The main life threat of Guillain-Barre comes in it affecting a person’s respiratory muscles, that is to say since it ends up paralyzing muscles across the body, it might also paralyze the muscles that you need to breathe which causes a person to end up in respiratory failure. Don’t freak out, however, because this is a sign of a late progression of the disease and most people do not reach this stage and are managed well before it.

There’s no way to know if a person will develop Guillain-Barre or not. It doesn’t matter if you’re Lebanese, Sudanese or Vietnamese: the processes that cause a person to end up with the syndrome are under study. Being infected with a bacteria or a virus does not mean you will end up with this syndrome. It’s an extremely rare disease. However, it is manageable.

Since Guillain-Barre syndrome involves your own body attacking itself, treatment essentially alters this process of attack by blocking it or decreasing it. I have no idea about the cost of treatment, but it works well at stopping the progression of the disease and bringing back any person towards a full recovery.

Lebanese media want you to think Guillain-Barre is a death sentence. It’s a disease with a fancy name that most people know absolutely nothing about, so why not turn it into yet another Lebanese panic-du-jour to make people rush to their doctors and wonder if their seasonal allergies come spring time will get them paralyzed in a few weeks?

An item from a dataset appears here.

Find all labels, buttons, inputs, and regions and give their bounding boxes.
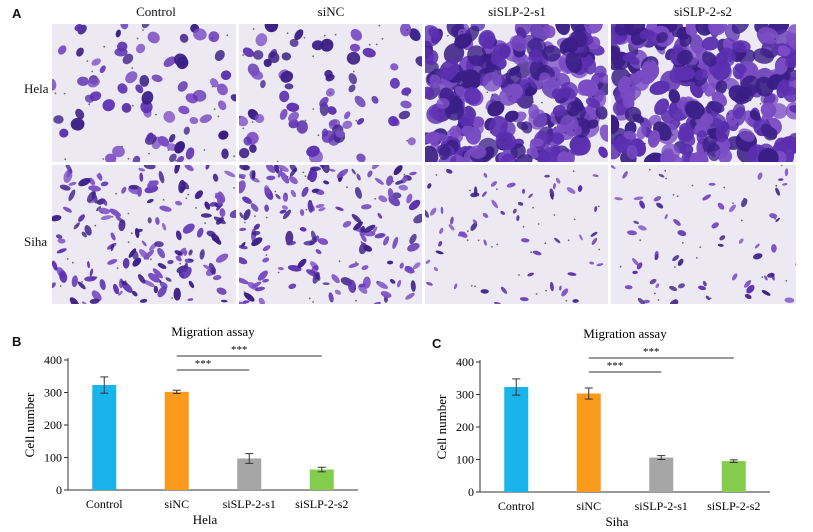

I have seen Guillain-Barre often. The patients I have seen were all okay. A neighbor and family friend was so unlucky she had Guillain-Barre twice. She made a full recovery both times and is now a fully functional woman in her thirties with absolutely no care in the world.

My advice is as follows: do not trust MTV, LBC, OTV, etc., when it comes to medical information. In the age of the internet, it is your duty first and foremost to make sure that what they’re saying is true or not. As a rule of thumb, they’re full of it most of the time. Deal with them as such.

Shame on MTV and whichever media outlet jumped on the story without fact-checking it. Google is your friend. Or, you know, a 3rd year medical student would’ve told you that you’re wrong.